What is the NVSHMEM configuration setting to achieve optimal performance on multi-node HPC cluster

NVSHMEM has provided so many optional configuration choices, which is very confusing for HPC practitioners to recognize the optimal setting they should choose based on their HPC cluster hardware and software stack.
Personally speaking, in my HPC cluster, each node has 8 GPUs connected with NVLINKs. All nodes are connected with Infinite Band. Driver kernel nvidia-peermem is also installed. It would be such a great favor if you could provide the best setting to achieve optimal NVSHMEM performance, especially for multi-node cases.

For HPC clusters, libfabric is a very good choice.

However, there are many new software characteristics proposed by Nvidia. For example, I want to use GPUdirect RDMA and gdrcopy to further accelerate my nvshmem with fast cross-node communication. Simply applying libfabric seems not work.

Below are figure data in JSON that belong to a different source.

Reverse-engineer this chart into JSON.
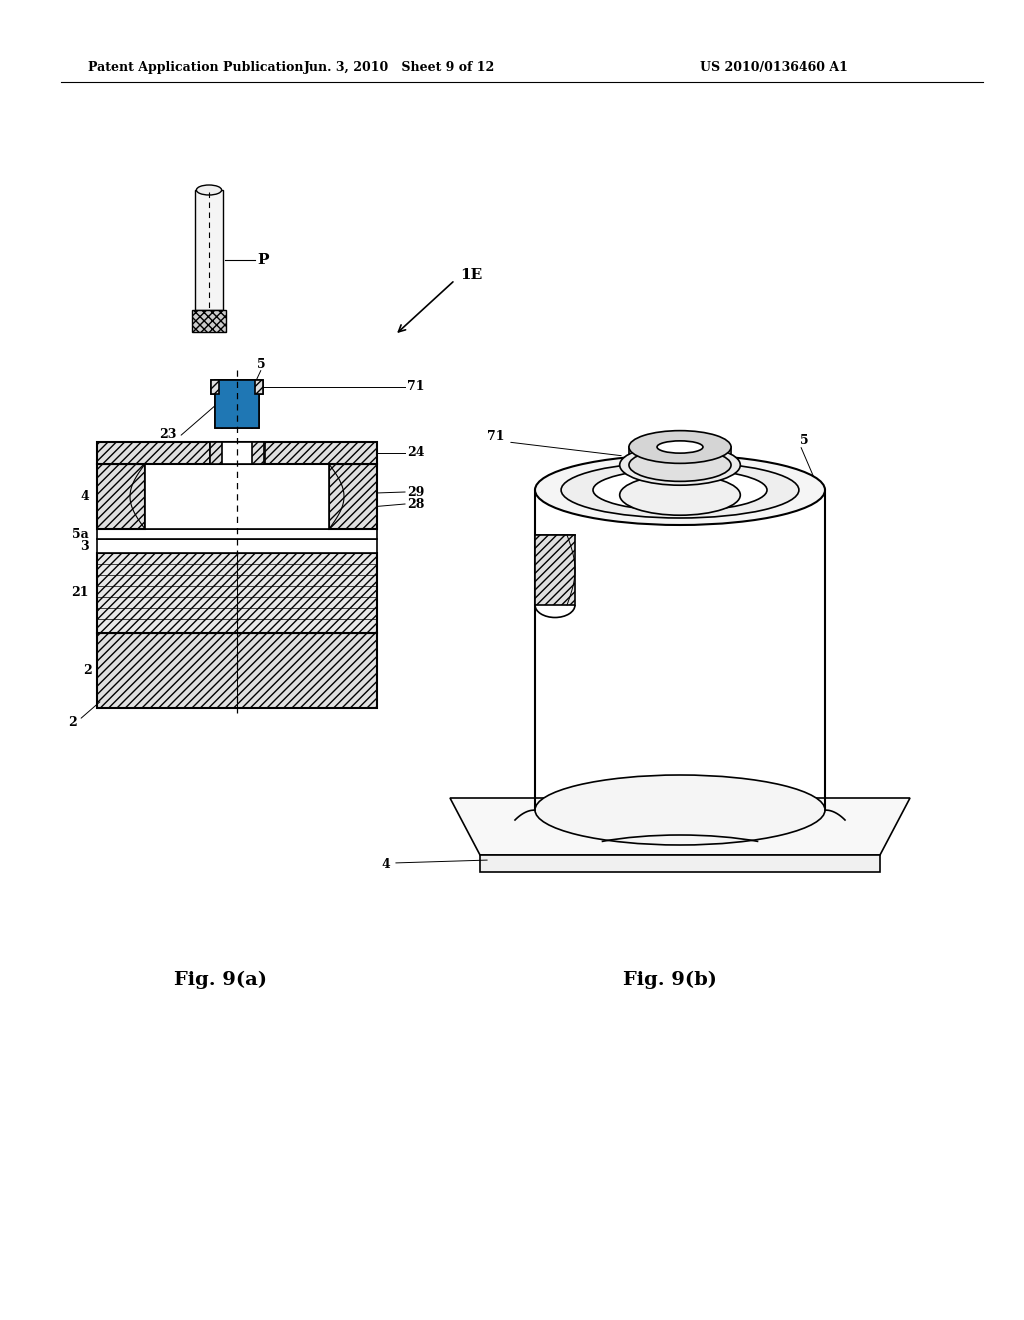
{
  "bg_color": "#ffffff",
  "header_left": "Patent Application Publication",
  "header_mid": "Jun. 3, 2010   Sheet 9 of 12",
  "header_right": "US 2010/0136460 A1",
  "fig_a_label": "Fig. 9(a)",
  "fig_b_label": "Fig. 9(b)",
  "label_P": "P",
  "label_1E": "1E"
}
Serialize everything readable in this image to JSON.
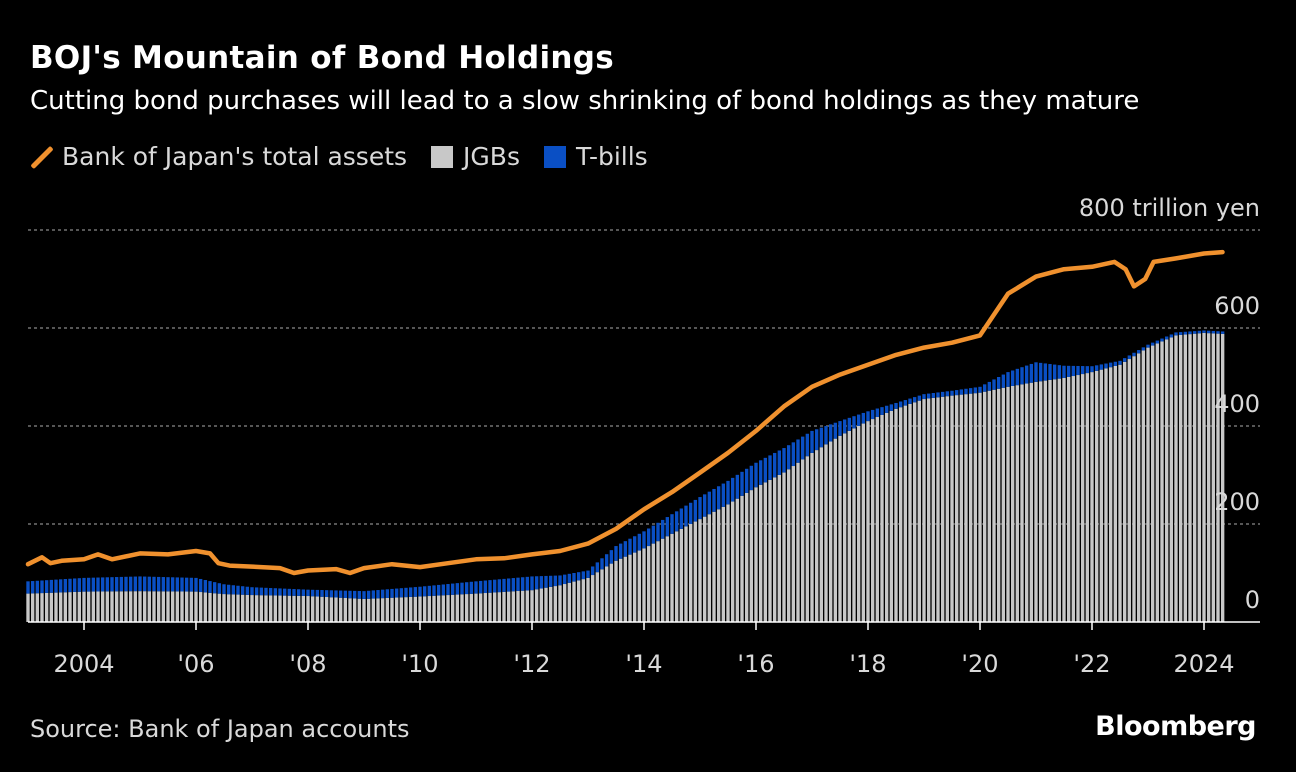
{
  "header": {
    "title": "BOJ's Mountain of Bond Holdings",
    "subtitle": "Cutting bond purchases will lead to a slow shrinking of bond holdings as they mature"
  },
  "legend": {
    "items": [
      {
        "label": "Bank of Japan's total assets",
        "color": "#f0912e",
        "kind": "line"
      },
      {
        "label": "JGBs",
        "color": "#c8c8c8",
        "kind": "box"
      },
      {
        "label": "T-bills",
        "color": "#0a4fc4",
        "kind": "box"
      }
    ]
  },
  "footer": {
    "source": "Source: Bank of Japan accounts",
    "brand": "Bloomberg"
  },
  "chart_data": {
    "type": "bar",
    "title": "BOJ's Mountain of Bond Holdings",
    "subtitle": "Cutting bond purchases will lead to a slow shrinking of bond holdings as they mature",
    "y_unit_label": "800 trillion yen",
    "ylim": [
      0,
      800
    ],
    "y_ticks": [
      {
        "value": 0,
        "label": "0"
      },
      {
        "value": 200,
        "label": "200"
      },
      {
        "value": 400,
        "label": "400"
      },
      {
        "value": 600,
        "label": "600"
      },
      {
        "value": 800,
        "label": "800 trillion yen"
      }
    ],
    "xlim": [
      2003.0,
      2025.0
    ],
    "x_ticks": [
      {
        "value": 2004,
        "label": "2004"
      },
      {
        "value": 2006,
        "label": "'06"
      },
      {
        "value": 2008,
        "label": "'08"
      },
      {
        "value": 2010,
        "label": "'10"
      },
      {
        "value": 2012,
        "label": "'12"
      },
      {
        "value": 2014,
        "label": "'14"
      },
      {
        "value": 2016,
        "label": "'16"
      },
      {
        "value": 2018,
        "label": "'18"
      },
      {
        "value": 2020,
        "label": "'20"
      },
      {
        "value": 2022,
        "label": "'22"
      },
      {
        "value": 2024,
        "label": "2024"
      }
    ],
    "grid": true,
    "legend_position": "top-left",
    "stacked": true,
    "series": [
      {
        "name": "JGBs",
        "kind": "bar",
        "color": "#c8c8c8",
        "points": [
          [
            2003.0,
            58
          ],
          [
            2004.0,
            62
          ],
          [
            2005.0,
            63
          ],
          [
            2006.0,
            62
          ],
          [
            2006.5,
            57
          ],
          [
            2007.0,
            55
          ],
          [
            2008.0,
            53
          ],
          [
            2009.0,
            47
          ],
          [
            2010.0,
            52
          ],
          [
            2011.0,
            58
          ],
          [
            2012.0,
            65
          ],
          [
            2012.5,
            75
          ],
          [
            2013.0,
            90
          ],
          [
            2013.5,
            125
          ],
          [
            2014.0,
            150
          ],
          [
            2014.5,
            180
          ],
          [
            2015.0,
            210
          ],
          [
            2015.5,
            240
          ],
          [
            2016.0,
            275
          ],
          [
            2016.5,
            305
          ],
          [
            2017.0,
            345
          ],
          [
            2017.5,
            380
          ],
          [
            2018.0,
            410
          ],
          [
            2018.5,
            435
          ],
          [
            2019.0,
            455
          ],
          [
            2019.5,
            462
          ],
          [
            2020.0,
            468
          ],
          [
            2020.5,
            480
          ],
          [
            2021.0,
            490
          ],
          [
            2021.5,
            498
          ],
          [
            2022.0,
            510
          ],
          [
            2022.5,
            525
          ],
          [
            2023.0,
            560
          ],
          [
            2023.5,
            585
          ],
          [
            2024.0,
            590
          ],
          [
            2024.33,
            588
          ]
        ]
      },
      {
        "name": "T-bills",
        "kind": "bar",
        "color": "#0a4fc4",
        "points": [
          [
            2003.0,
            25
          ],
          [
            2004.0,
            28
          ],
          [
            2005.0,
            30
          ],
          [
            2006.0,
            28
          ],
          [
            2006.5,
            20
          ],
          [
            2007.0,
            16
          ],
          [
            2008.0,
            13
          ],
          [
            2009.0,
            16
          ],
          [
            2010.0,
            20
          ],
          [
            2011.0,
            25
          ],
          [
            2012.0,
            28
          ],
          [
            2012.5,
            20
          ],
          [
            2013.0,
            15
          ],
          [
            2013.5,
            30
          ],
          [
            2014.0,
            35
          ],
          [
            2014.5,
            40
          ],
          [
            2015.0,
            45
          ],
          [
            2015.5,
            48
          ],
          [
            2016.0,
            50
          ],
          [
            2016.5,
            50
          ],
          [
            2017.0,
            45
          ],
          [
            2017.5,
            30
          ],
          [
            2018.0,
            20
          ],
          [
            2018.5,
            12
          ],
          [
            2019.0,
            10
          ],
          [
            2019.5,
            10
          ],
          [
            2020.0,
            12
          ],
          [
            2020.5,
            30
          ],
          [
            2021.0,
            40
          ],
          [
            2021.5,
            25
          ],
          [
            2022.0,
            12
          ],
          [
            2022.5,
            8
          ],
          [
            2023.0,
            6
          ],
          [
            2023.5,
            6
          ],
          [
            2024.0,
            5
          ],
          [
            2024.33,
            5
          ]
        ]
      },
      {
        "name": "Bank of Japan's total assets",
        "kind": "line",
        "color": "#f0912e",
        "points": [
          [
            2003.0,
            118
          ],
          [
            2003.25,
            132
          ],
          [
            2003.4,
            120
          ],
          [
            2003.6,
            125
          ],
          [
            2004.0,
            128
          ],
          [
            2004.25,
            138
          ],
          [
            2004.5,
            128
          ],
          [
            2005.0,
            140
          ],
          [
            2005.5,
            138
          ],
          [
            2006.0,
            145
          ],
          [
            2006.25,
            140
          ],
          [
            2006.4,
            120
          ],
          [
            2006.6,
            115
          ],
          [
            2007.0,
            113
          ],
          [
            2007.5,
            110
          ],
          [
            2007.75,
            100
          ],
          [
            2008.0,
            105
          ],
          [
            2008.5,
            108
          ],
          [
            2008.75,
            100
          ],
          [
            2009.0,
            110
          ],
          [
            2009.5,
            118
          ],
          [
            2010.0,
            112
          ],
          [
            2010.5,
            120
          ],
          [
            2011.0,
            128
          ],
          [
            2011.5,
            130
          ],
          [
            2012.0,
            138
          ],
          [
            2012.5,
            145
          ],
          [
            2013.0,
            160
          ],
          [
            2013.5,
            190
          ],
          [
            2014.0,
            230
          ],
          [
            2014.5,
            265
          ],
          [
            2015.0,
            305
          ],
          [
            2015.5,
            345
          ],
          [
            2016.0,
            390
          ],
          [
            2016.5,
            440
          ],
          [
            2017.0,
            480
          ],
          [
            2017.5,
            505
          ],
          [
            2018.0,
            525
          ],
          [
            2018.5,
            545
          ],
          [
            2019.0,
            560
          ],
          [
            2019.5,
            570
          ],
          [
            2020.0,
            585
          ],
          [
            2020.5,
            670
          ],
          [
            2021.0,
            705
          ],
          [
            2021.5,
            720
          ],
          [
            2022.0,
            725
          ],
          [
            2022.4,
            735
          ],
          [
            2022.6,
            720
          ],
          [
            2022.75,
            685
          ],
          [
            2022.95,
            700
          ],
          [
            2023.1,
            735
          ],
          [
            2023.5,
            742
          ],
          [
            2024.0,
            752
          ],
          [
            2024.33,
            755
          ]
        ]
      }
    ]
  }
}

  1. Libfabric with a vendor-specific provider, CXI for HPE/Cray supercomputers, is usually more performant as those (proprietary, although need to be) implementations expose hardware-specific optimizations for the NIC. Yes, libfabric over Slingshot 11 uses GPUDirect RDMA as otherwise, it would be incompatible with NVSHMEM’s hardware requirements. Note that libfabric is only a software abstraction, support for GPUDirect RDMA also requires compatible hardware, of which Slingshot 11 complies. You would need to investigate whether your hardware meets this criterion.

  2. gdrcopy is only needed for IBRC and UCX. IBGDA does not require gdrcopy (I believe) and yet outperforms IBRC so you need not worry about this.

As long as you have compatible inter-node hardware, preferably one that provides a libfabric provider implementation, then libfabric is the more favorable choice for inter-node communication.